Il valore di HMT va oltre la sicurezza o l’efficienza. In contesti come sanità, giustizia o trasporti, una collaborazione efficace può prevenire errori sistemici e garantire decisioni più giuste. La parola chiave non è controllo, ma sinergia. Una squadra uomo-IA capace di scambiare informazioni, avvertire sui limiti, discutere alternative e rispettare regole condivise può trasformare il ruolo umano da osservatore passivo a protagonista strategico. Ironico, considerando che per decenni abbiamo addestrato l’uomo a delegare alla macchina per guadagnare efficienza.
Fondamentalmente, l’HMT suggerisce una visione radicalmente diversa: le macchine non sono strumenti da controllare, ma agenti con cui collaborare. Le imprese che ignorano questo paradigma rischiano di trasformare l’IA generativa in un rischio operativo, sociale e reputazionale. Chi abbraccia il modello della squadra acquisisce invece vantaggi competitivi: decisioni più rapide, resilienti e conformi alle norme etiche. La trasformazione non è solo tecnologica, ma culturale: il futuro dell’intelligenza artificiale non dipende da chi preme pulsanti, ma da chi sa dialogare con entità capaci di imparare, adattarsi e proporre strategie inattese.
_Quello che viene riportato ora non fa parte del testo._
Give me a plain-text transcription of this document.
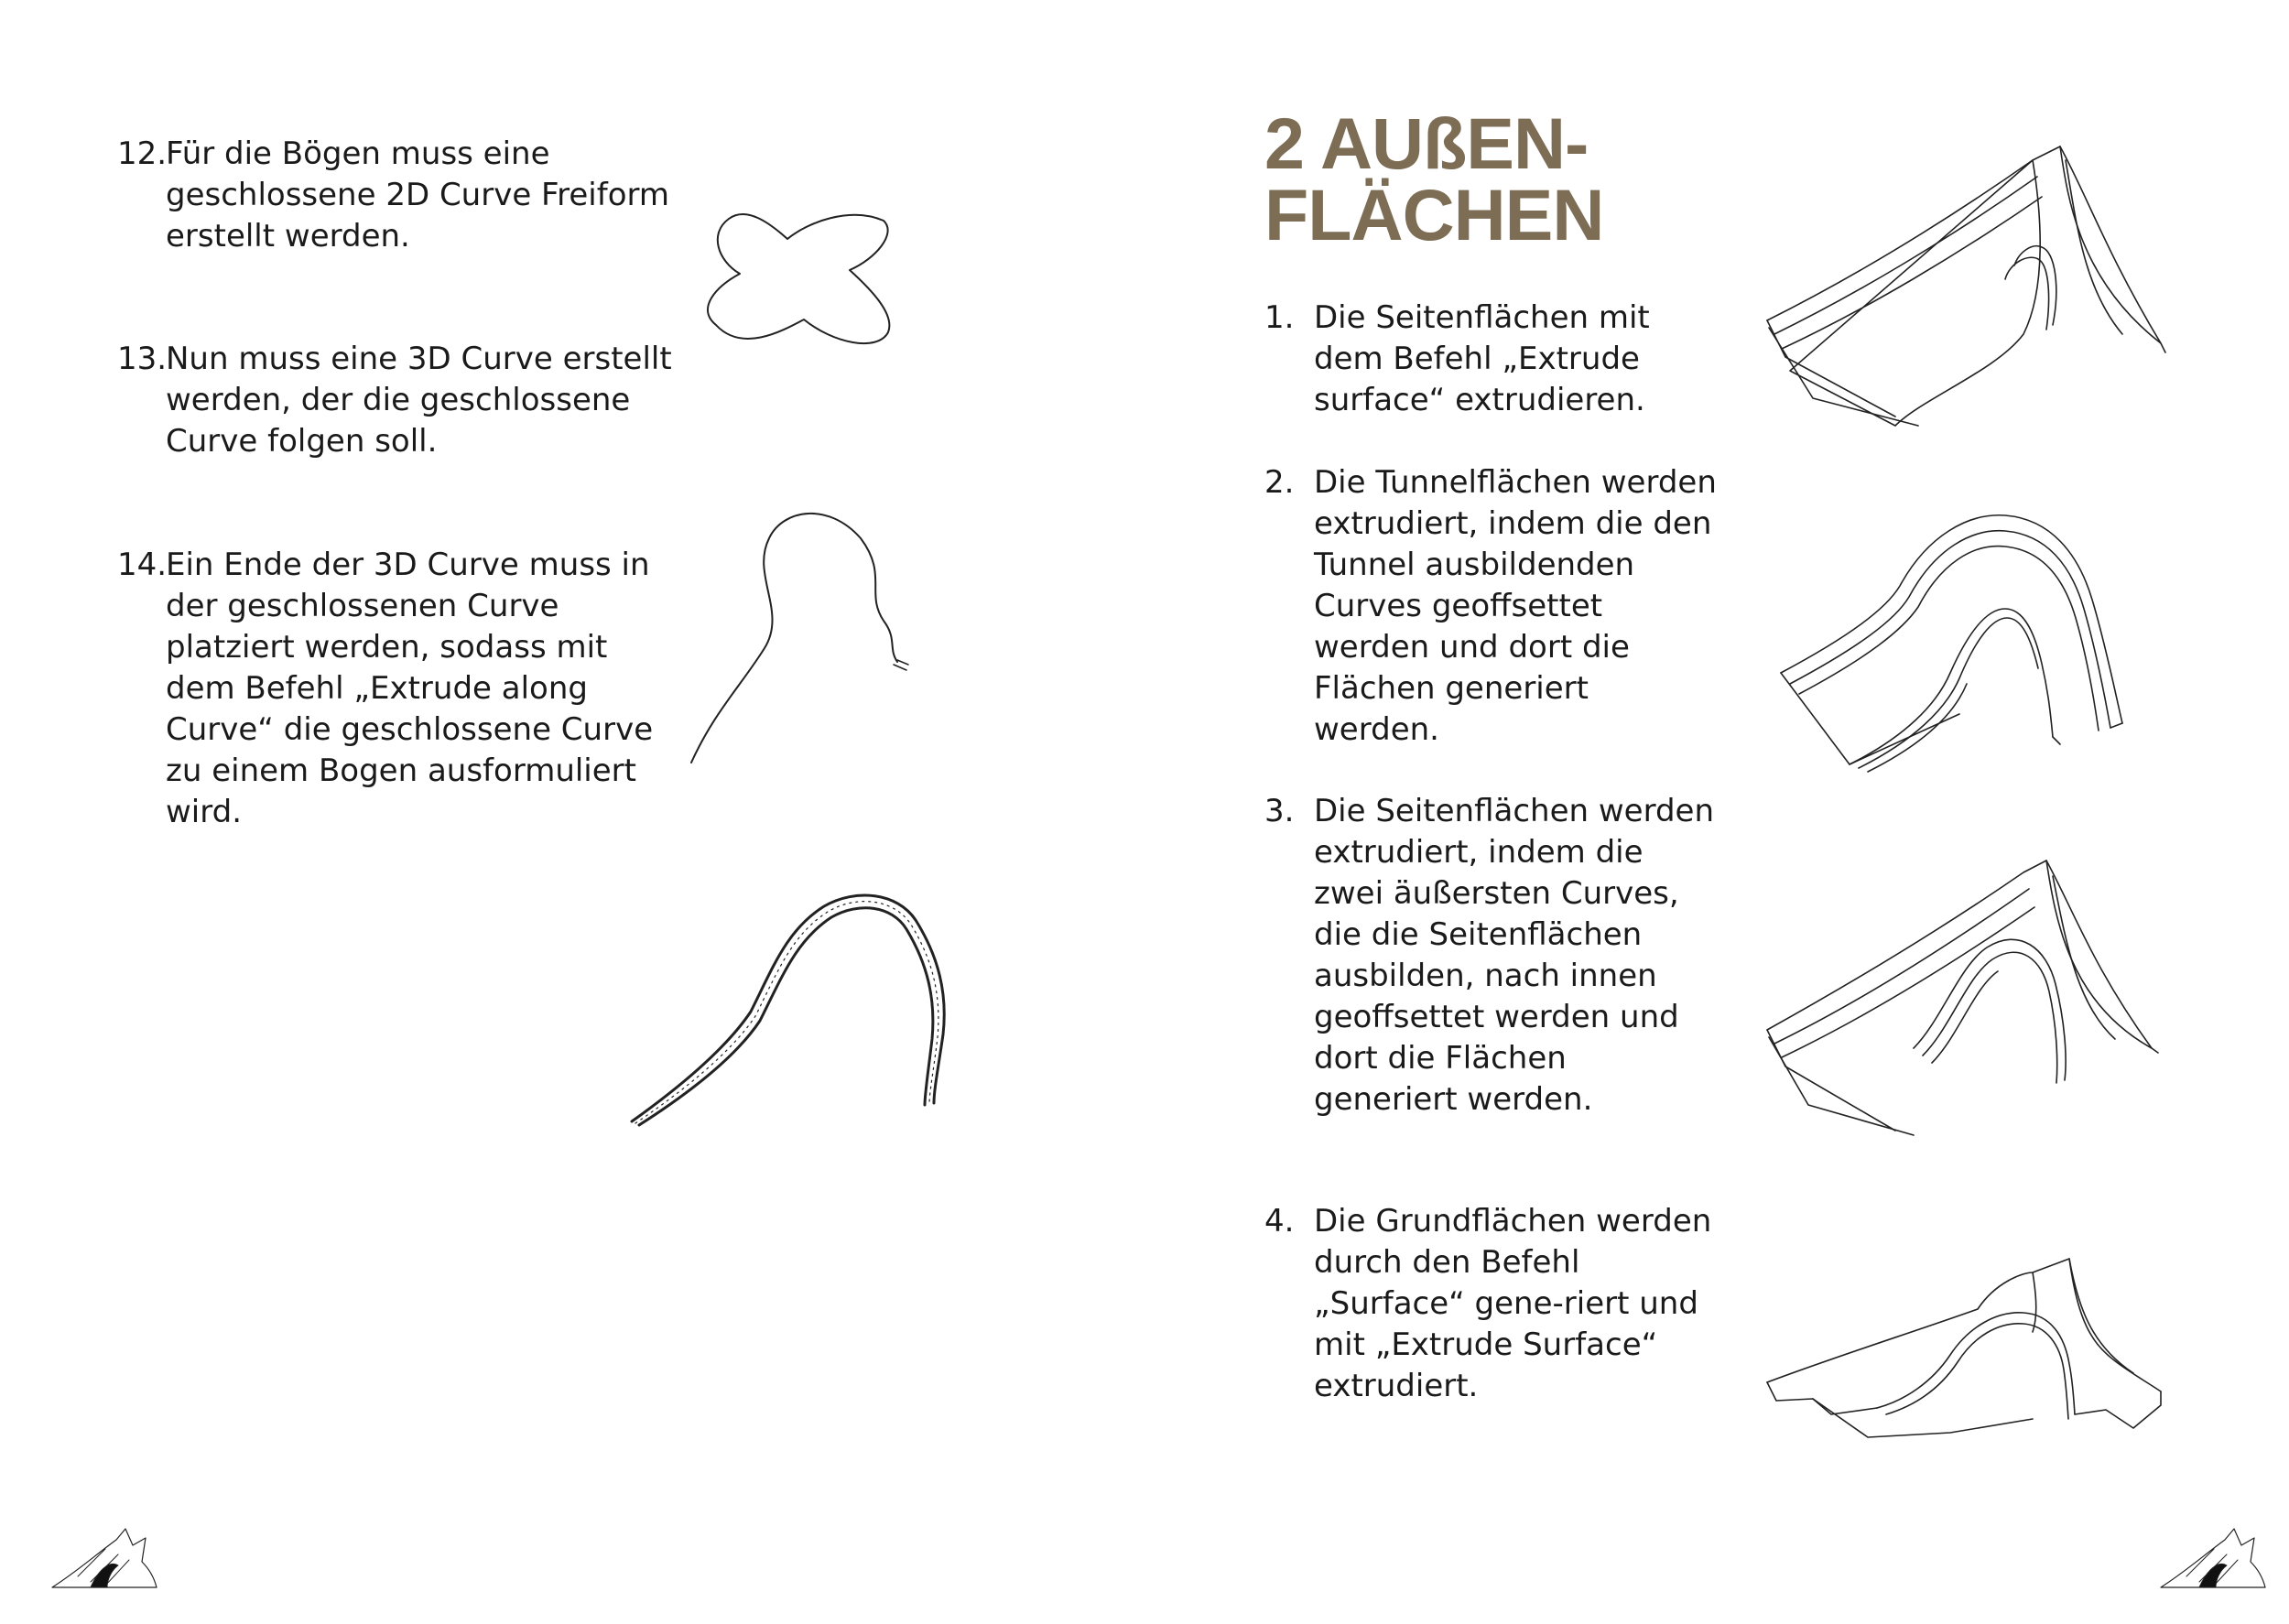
12.
Für die Bögen muss eine geschlossene 2D Curve Freiform erstellt werden.

13.
Nun muss eine 3D Curve erstellt werden, der die geschlossene Curve folgen soll.

14.
Ein Ende der 3D Curve muss in der geschlossenen Curve platziert werden, sodass mit dem Befehl „Extrude along Curve“ die geschlossene Curve zu einem Bogen ausformuliert wird.

2 AUßEN-
FLÄCHEN

1. Die Seitenflächen mit dem Befehl „Extrude surface“ extrudieren.

2. Die Tunnelflächen werden extrudiert, indem die den Tunnel ausbildenden Curves geoffsettet werden und dort die Flächen generiert werden.

3. Die Seitenflächen werden extrudiert, indem die zwei äußersten Curves, die die Seitenflächen ausbilden, nach innen geoffsettet werden und dort die Flächen generiert werden.

4. Die Grundflächen werden durch den Befehl „Surface“ gene-riert und mit „Extrude Surface“ extrudiert.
Il messaggio finale del paper è provocatorio: non possiamo continuare a supervisionare i giganti digitali con strumenti del XX secolo. Il controllo va ridefinito come collaborazione, il team come unità fondamentale, e l’uomo come stratega attivo in un ecosistema cognitivo misto. Il cambiamento richiede coraggio, progettazione e una buona dose di ironia: accettare che parte del nostro lavoro futuro sarà dialogare con entità più intelligenti e meno prevedibili di noi, imparando a fidarsi senza delegare totalmente.